The town hall meeting that usually draws two dozen brought 200 or more this week, reports CBS News correspondent Kelly Cobiella. Some part of an organized grassroots campaign against the president's health care reform and his party in general.
"They're Marxists, they're socialists and you will not abandon that party," said another man.
In this part of Mississippi where logging and an electric blanket manufacturer are the big employers, the jobless rate is higher than the national average. Nearly one in four people in Wayne County is uninsured. Even so, many have serious concerns about a government solution.
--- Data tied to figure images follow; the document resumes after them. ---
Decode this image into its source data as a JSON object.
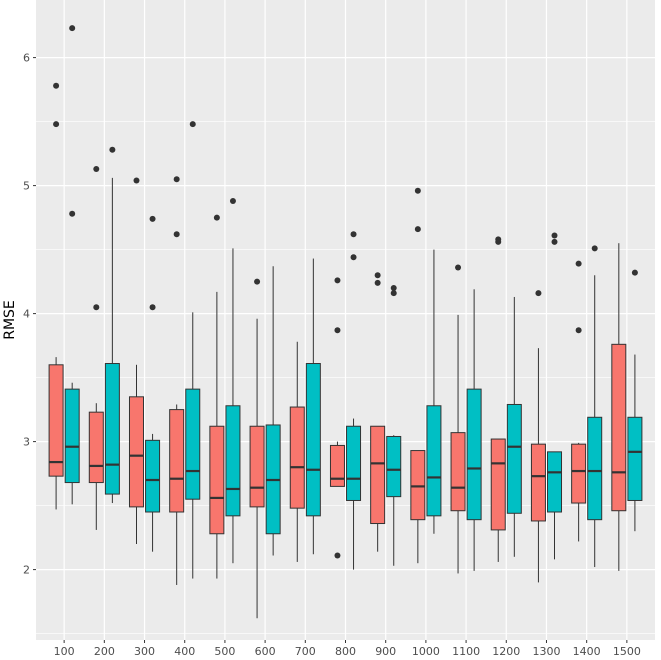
{
  "chart_data": {
    "type": "boxplot",
    "ylabel": "RMSE",
    "xlabel": "",
    "ylim": [
      1.45,
      6.45
    ],
    "grid": true,
    "legend": "none",
    "x_ticks": [
      100,
      200,
      300,
      400,
      500,
      600,
      700,
      800,
      900,
      1000,
      1100,
      1200,
      1300,
      1400,
      1500
    ],
    "y_ticks": [
      2,
      3,
      4,
      5,
      6
    ],
    "colors": {
      "series_a": "#F8766D",
      "series_b": "#00BFC4",
      "panel": "#EBEBEB",
      "grid": "#FFFFFF",
      "outline": "#333333"
    },
    "series": [
      {
        "color": "#F8766D",
        "boxes": [
          {
            "x": 80,
            "whisker_low": 2.47,
            "q1": 2.73,
            "median": 2.84,
            "q3": 3.6,
            "whisker_high": 3.66,
            "outliers": [
              5.78,
              5.48
            ]
          },
          {
            "x": 180,
            "whisker_low": 2.31,
            "q1": 2.68,
            "median": 2.81,
            "q3": 3.23,
            "whisker_high": 3.3,
            "outliers": [
              5.13,
              4.05
            ]
          },
          {
            "x": 280,
            "whisker_low": 2.2,
            "q1": 2.49,
            "median": 2.89,
            "q3": 3.35,
            "whisker_high": 3.6,
            "outliers": [
              5.04
            ]
          },
          {
            "x": 380,
            "whisker_low": 1.88,
            "q1": 2.45,
            "median": 2.71,
            "q3": 3.25,
            "whisker_high": 3.29,
            "outliers": [
              5.05,
              4.62
            ]
          },
          {
            "x": 480,
            "whisker_low": 1.93,
            "q1": 2.28,
            "median": 2.56,
            "q3": 3.12,
            "whisker_high": 4.17,
            "outliers": [
              4.75
            ]
          },
          {
            "x": 580,
            "whisker_low": 1.62,
            "q1": 2.49,
            "median": 2.64,
            "q3": 3.12,
            "whisker_high": 3.96,
            "outliers": [
              4.25
            ]
          },
          {
            "x": 680,
            "whisker_low": 2.06,
            "q1": 2.48,
            "median": 2.8,
            "q3": 3.27,
            "whisker_high": 3.78,
            "outliers": []
          },
          {
            "x": 780,
            "whisker_low": 2.65,
            "q1": 2.65,
            "median": 2.71,
            "q3": 2.97,
            "whisker_high": 3.0,
            "outliers": [
              4.26,
              3.87,
              2.11
            ]
          },
          {
            "x": 880,
            "whisker_low": 2.14,
            "q1": 2.36,
            "median": 2.83,
            "q3": 3.12,
            "whisker_high": 3.12,
            "outliers": [
              4.3,
              4.24
            ]
          },
          {
            "x": 980,
            "whisker_low": 2.05,
            "q1": 2.39,
            "median": 2.65,
            "q3": 2.93,
            "whisker_high": 2.93,
            "outliers": [
              4.96,
              4.66
            ]
          },
          {
            "x": 1080,
            "whisker_low": 1.97,
            "q1": 2.46,
            "median": 2.64,
            "q3": 3.07,
            "whisker_high": 3.99,
            "outliers": [
              4.36
            ]
          },
          {
            "x": 1180,
            "whisker_low": 2.06,
            "q1": 2.31,
            "median": 2.83,
            "q3": 3.02,
            "whisker_high": 3.02,
            "outliers": [
              4.58,
              4.56
            ]
          },
          {
            "x": 1280,
            "whisker_low": 1.9,
            "q1": 2.38,
            "median": 2.73,
            "q3": 2.98,
            "whisker_high": 3.73,
            "outliers": [
              4.16
            ]
          },
          {
            "x": 1380,
            "whisker_low": 2.22,
            "q1": 2.52,
            "median": 2.77,
            "q3": 2.98,
            "whisker_high": 2.99,
            "outliers": [
              4.39,
              3.87
            ]
          },
          {
            "x": 1480,
            "whisker_low": 1.99,
            "q1": 2.46,
            "median": 2.76,
            "q3": 3.76,
            "whisker_high": 4.55,
            "outliers": []
          }
        ]
      },
      {
        "color": "#00BFC4",
        "boxes": [
          {
            "x": 120,
            "whisker_low": 2.51,
            "q1": 2.68,
            "median": 2.96,
            "q3": 3.41,
            "whisker_high": 3.46,
            "outliers": [
              6.23,
              4.78
            ]
          },
          {
            "x": 220,
            "whisker_low": 2.52,
            "q1": 2.59,
            "median": 2.82,
            "q3": 3.61,
            "whisker_high": 5.06,
            "outliers": [
              5.28
            ]
          },
          {
            "x": 320,
            "whisker_low": 2.14,
            "q1": 2.45,
            "median": 2.7,
            "q3": 3.01,
            "whisker_high": 3.06,
            "outliers": [
              4.74,
              4.05
            ]
          },
          {
            "x": 420,
            "whisker_low": 1.93,
            "q1": 2.55,
            "median": 2.77,
            "q3": 3.41,
            "whisker_high": 4.01,
            "outliers": [
              5.48
            ]
          },
          {
            "x": 520,
            "whisker_low": 2.05,
            "q1": 2.42,
            "median": 2.63,
            "q3": 3.28,
            "whisker_high": 4.51,
            "outliers": [
              4.88
            ]
          },
          {
            "x": 620,
            "whisker_low": 2.11,
            "q1": 2.28,
            "median": 2.7,
            "q3": 3.13,
            "whisker_high": 4.37,
            "outliers": []
          },
          {
            "x": 720,
            "whisker_low": 2.12,
            "q1": 2.42,
            "median": 2.78,
            "q3": 3.61,
            "whisker_high": 4.43,
            "outliers": []
          },
          {
            "x": 820,
            "whisker_low": 2.0,
            "q1": 2.54,
            "median": 2.71,
            "q3": 3.12,
            "whisker_high": 3.18,
            "outliers": [
              4.62,
              4.44
            ]
          },
          {
            "x": 920,
            "whisker_low": 2.03,
            "q1": 2.57,
            "median": 2.78,
            "q3": 3.04,
            "whisker_high": 3.05,
            "outliers": [
              4.2,
              4.16
            ]
          },
          {
            "x": 1020,
            "whisker_low": 2.28,
            "q1": 2.42,
            "median": 2.72,
            "q3": 3.28,
            "whisker_high": 4.5,
            "outliers": []
          },
          {
            "x": 1120,
            "whisker_low": 1.99,
            "q1": 2.39,
            "median": 2.79,
            "q3": 3.41,
            "whisker_high": 4.19,
            "outliers": []
          },
          {
            "x": 1220,
            "whisker_low": 2.1,
            "q1": 2.44,
            "median": 2.96,
            "q3": 3.29,
            "whisker_high": 4.13,
            "outliers": []
          },
          {
            "x": 1320,
            "whisker_low": 2.08,
            "q1": 2.45,
            "median": 2.76,
            "q3": 2.92,
            "whisker_high": 2.92,
            "outliers": [
              4.61,
              4.56
            ]
          },
          {
            "x": 1420,
            "whisker_low": 2.02,
            "q1": 2.39,
            "median": 2.77,
            "q3": 3.19,
            "whisker_high": 4.3,
            "outliers": [
              4.51
            ]
          },
          {
            "x": 1520,
            "whisker_low": 2.3,
            "q1": 2.54,
            "median": 2.92,
            "q3": 3.19,
            "whisker_high": 3.68,
            "outliers": [
              4.32
            ]
          }
        ]
      }
    ]
  }
}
"I don't see how they can put another government funded healthcare plan out there," said Lorie Mills, who works for a local hospital.
Even with insurance, Mills' last pregnancy cost $10,000 out of pocket. Still, she doesn't think the government can do better.
"We can't manage Medicaid and Medicare," Mills said. "I don't see us functioning with another government mandated program."
Congressman Taylor told a skeptical crowd over and over he didn't either.
"You count on me," Taylor said. "If I get an opportunity to get a better price on drugs, I'm going to do it. A better price on generics, I'm going to do it, you can count on me."
Taylor said the crowd at the town hall meeting is against the health care plan - and so is he.
"I don't think they'll change their opinion, I don't think I'll change my opinion," Taylor said.
If he does, he knows there will be even more to answer for on his next trip home.